Joint 120th Annual Cordilleran/74th Annual Rocky Mountain Section Meeting - 2024

Paper No. 5-3
Presentation Time: 8:45 AM

LARGE TSUNAMI IN THE SALISH SEA: GEOLOGICAL EVIDENCE FROM LILY POINT, POINT ROBERTS, WASHINGTON STATE AND POTENTIAL GENERATION MECHANISMS


BRUGMAN, Melinda M., Revelstoke, BC V0E 2S0, Canada

New evidence for a large tsunami at Lily Point at Point Roberts in Washington State in the southern Georgia Strait portion of the Salish Sea, includes rip-ups, differential fluidization, injection squirts, wave-induced liquefaction, distinctive cross-bedding, massive graded-bedding, overlapping unconformities and flame structures. Sediment composition and organic matter allow estimation of timing, sequence, and size of waves. These can only be explained by a tsunami arriving from the south during the last interglacial period.

A large nearby earthquake-induced tsunami and/or major undersea landslide off the Fraser delta with wave heights of 10 to 50 m or more would explain the observed features. Minimal evidence for tsunami deposits found nearby suggest that the tsunami potentially resulted from repeated ruptures of a nearby large fault or delta failure. Evidence suggests this type of large event is rare. However, near Boundary Bay, the recurrence period may have been a few thousand years during the Holocene.

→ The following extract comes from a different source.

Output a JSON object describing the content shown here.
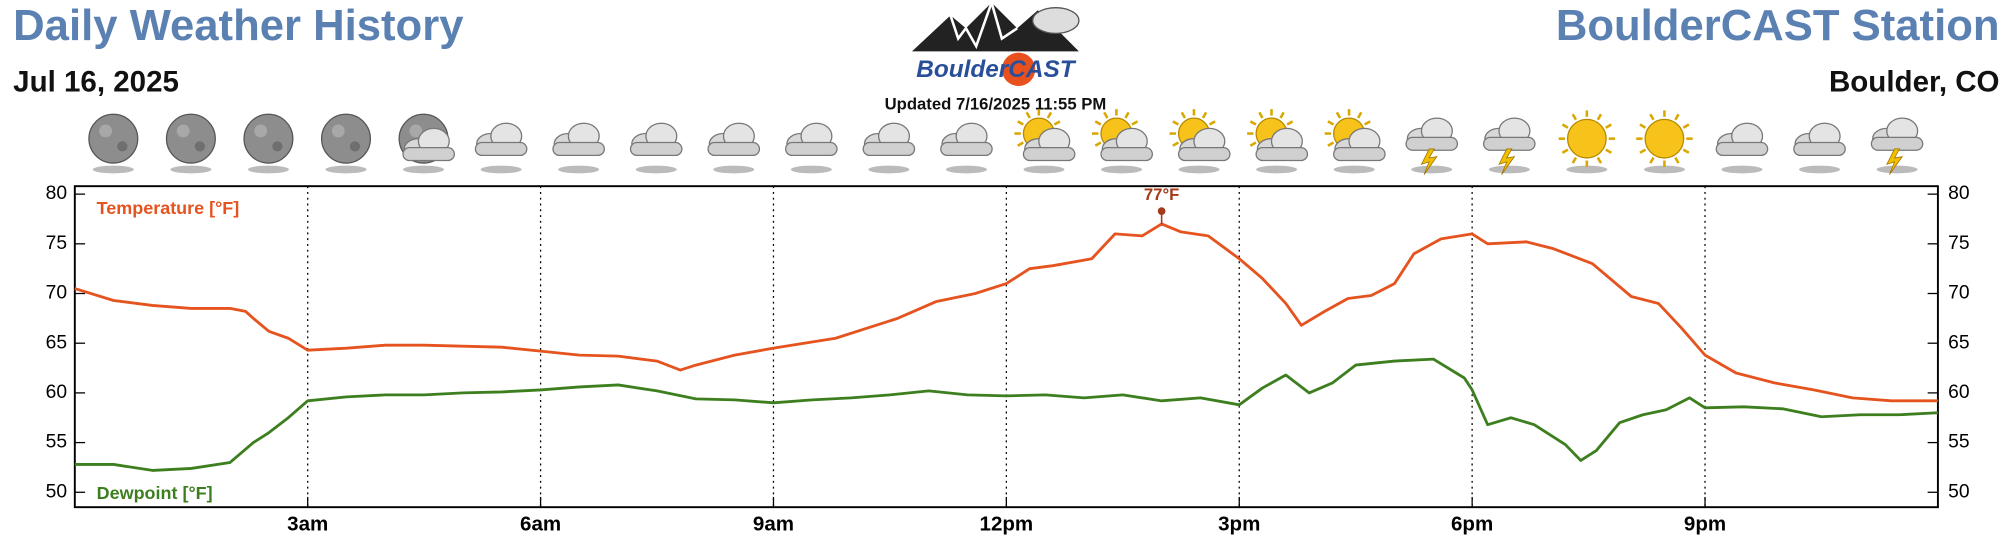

This paper examines several sources for the tsunami, including a potential large landslide off the north side of Orcas Island. However, the modeled size is insufficient to explain the Lily Point deposit features unless the landslide was much larger than modeled. The deposits also suggest more recent large waves, as well as a large traction flow which likely moved along a paleo shoreline towards the northwest. These features are all likely from the same event or series of events and preserved due to higher sea levels during the last interglacial period. The Lily Point deposit features cannot be explained by large glacial outburst floods down the Fraser River at the end of the ice age, nor by a large lahar from ancient eruptions of Mt Baker due to deposit age and composition. Absent a meteorite impact, it’s more likely a large earthquake tsunami originating along the Fraser Delta fault or similar nearby unmapped fault, caused the Lily Point deposits. The potential for future tsunamis demonstrates our need to improve our understanding of faults capable of causing tsunamis. The region may need an early warning system for landslides and active faults, along with public education and vertical evacuation areas for tsunamis of tens of meters.